In Gregory Maguire’s much acclaimed Wicked (on which the famous musical is based) we finally get to hear the witch’s side of the story. In fact, Dorothy (that little shoe-snatching swine) doesn’t even come in until the very last couple of chapters. We learn that “Elphaba” has lived and loved just like the rest of us and not only is she iron-willed in her convictions, she’s also not abnormally malicious. She simply has the power to think very hard and sometimes bad things happen to her enemies.

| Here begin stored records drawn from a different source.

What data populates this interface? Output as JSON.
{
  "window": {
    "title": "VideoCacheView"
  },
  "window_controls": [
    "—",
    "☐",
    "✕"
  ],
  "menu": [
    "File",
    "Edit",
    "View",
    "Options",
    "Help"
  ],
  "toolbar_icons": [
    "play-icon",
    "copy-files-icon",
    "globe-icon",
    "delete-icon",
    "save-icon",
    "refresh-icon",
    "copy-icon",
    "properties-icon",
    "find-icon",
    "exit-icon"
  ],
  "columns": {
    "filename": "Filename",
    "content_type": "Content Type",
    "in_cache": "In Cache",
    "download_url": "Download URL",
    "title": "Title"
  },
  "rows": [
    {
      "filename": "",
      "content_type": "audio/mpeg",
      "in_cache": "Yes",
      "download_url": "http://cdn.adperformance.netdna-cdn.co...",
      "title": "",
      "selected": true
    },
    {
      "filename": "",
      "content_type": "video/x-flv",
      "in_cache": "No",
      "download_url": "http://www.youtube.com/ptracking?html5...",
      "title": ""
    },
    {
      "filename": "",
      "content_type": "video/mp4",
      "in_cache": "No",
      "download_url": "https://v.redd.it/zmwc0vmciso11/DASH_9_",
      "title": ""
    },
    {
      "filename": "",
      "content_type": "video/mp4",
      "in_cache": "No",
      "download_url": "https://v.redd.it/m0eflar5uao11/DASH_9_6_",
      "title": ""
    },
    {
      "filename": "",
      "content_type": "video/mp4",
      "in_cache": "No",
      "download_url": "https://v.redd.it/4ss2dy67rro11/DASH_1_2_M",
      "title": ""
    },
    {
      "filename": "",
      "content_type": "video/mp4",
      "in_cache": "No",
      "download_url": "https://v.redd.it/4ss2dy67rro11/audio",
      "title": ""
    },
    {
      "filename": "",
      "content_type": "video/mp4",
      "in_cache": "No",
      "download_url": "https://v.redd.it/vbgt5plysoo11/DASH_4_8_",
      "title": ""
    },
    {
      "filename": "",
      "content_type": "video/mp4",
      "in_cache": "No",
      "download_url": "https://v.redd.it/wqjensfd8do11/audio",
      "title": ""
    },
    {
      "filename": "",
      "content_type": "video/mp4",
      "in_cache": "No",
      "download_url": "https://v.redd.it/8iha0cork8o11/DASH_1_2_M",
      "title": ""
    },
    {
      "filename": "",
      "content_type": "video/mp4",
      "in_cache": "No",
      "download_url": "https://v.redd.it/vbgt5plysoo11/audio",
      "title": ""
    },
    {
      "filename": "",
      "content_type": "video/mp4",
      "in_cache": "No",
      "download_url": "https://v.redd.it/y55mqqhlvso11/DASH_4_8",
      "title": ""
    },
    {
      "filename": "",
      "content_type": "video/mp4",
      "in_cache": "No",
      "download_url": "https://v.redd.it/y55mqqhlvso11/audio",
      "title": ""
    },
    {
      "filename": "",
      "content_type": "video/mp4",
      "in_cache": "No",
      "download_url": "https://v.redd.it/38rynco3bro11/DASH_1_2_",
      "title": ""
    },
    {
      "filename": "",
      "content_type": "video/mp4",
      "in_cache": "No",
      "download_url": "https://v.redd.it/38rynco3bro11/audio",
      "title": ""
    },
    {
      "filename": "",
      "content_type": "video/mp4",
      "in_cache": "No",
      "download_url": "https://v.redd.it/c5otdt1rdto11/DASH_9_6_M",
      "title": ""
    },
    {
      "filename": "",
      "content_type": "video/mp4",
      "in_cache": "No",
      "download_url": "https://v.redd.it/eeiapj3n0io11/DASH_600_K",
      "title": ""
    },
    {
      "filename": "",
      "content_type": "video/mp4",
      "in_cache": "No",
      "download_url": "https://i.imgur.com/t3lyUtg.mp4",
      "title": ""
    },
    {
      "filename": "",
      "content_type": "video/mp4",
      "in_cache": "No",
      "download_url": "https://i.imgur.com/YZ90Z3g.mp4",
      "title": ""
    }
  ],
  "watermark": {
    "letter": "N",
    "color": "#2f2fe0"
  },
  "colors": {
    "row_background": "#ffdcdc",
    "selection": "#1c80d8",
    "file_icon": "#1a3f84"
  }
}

Oh… The people who would be injured if that were the case…
But, I digress.
Wicked was quite a bit more politically-based than I ever had anticipated, almost to a point where I couldn’t tolerate it. Everything was about different races and their territories, power struggles, Animal (with a capital ‘A’) rights, political double-dealing, and intrigue. But even my description of it makes it sound more interesting than it really was. It was, actually, not that wicked. In fact, it was kinda boring.
(It surprised me that Wicked was only written in 1990, because Maguire’s prose and dialogue read much much older.)
In the beginning of the story, when Elphaba came out green–born to two noticeably not green parents–it was obviously a bit of a shock. Things moved along quickly and her very immoral mother paired with her religiously zealous father made quite an interesting duo. But after her teenage years spent at a girl’s boarding college, the plot slowed down substantially. I mean… I enjoyed going “Oh hey! That’s Glinda the Good Witch” or “Oh hey! That’s how the flying monkeys got started!” but it wasn’t nearly enough to carry the whole book.
If I’m going to read about the WWW, I expect dastardly deeds and malicious acts. And fine, she’s not all that dastardly. I expect some dirty sex scenes at least! What really made her bad? I don’t get it. She was a silent nun under a vow of silence for seven years! Give me a break!
2 pointy black hats of 5
(Oh, and coincidentally, the Kindle file I read also contained The Wonderful Wizard of Oz by L. Frank Baum. I didn’t really care for that either. So sue me!)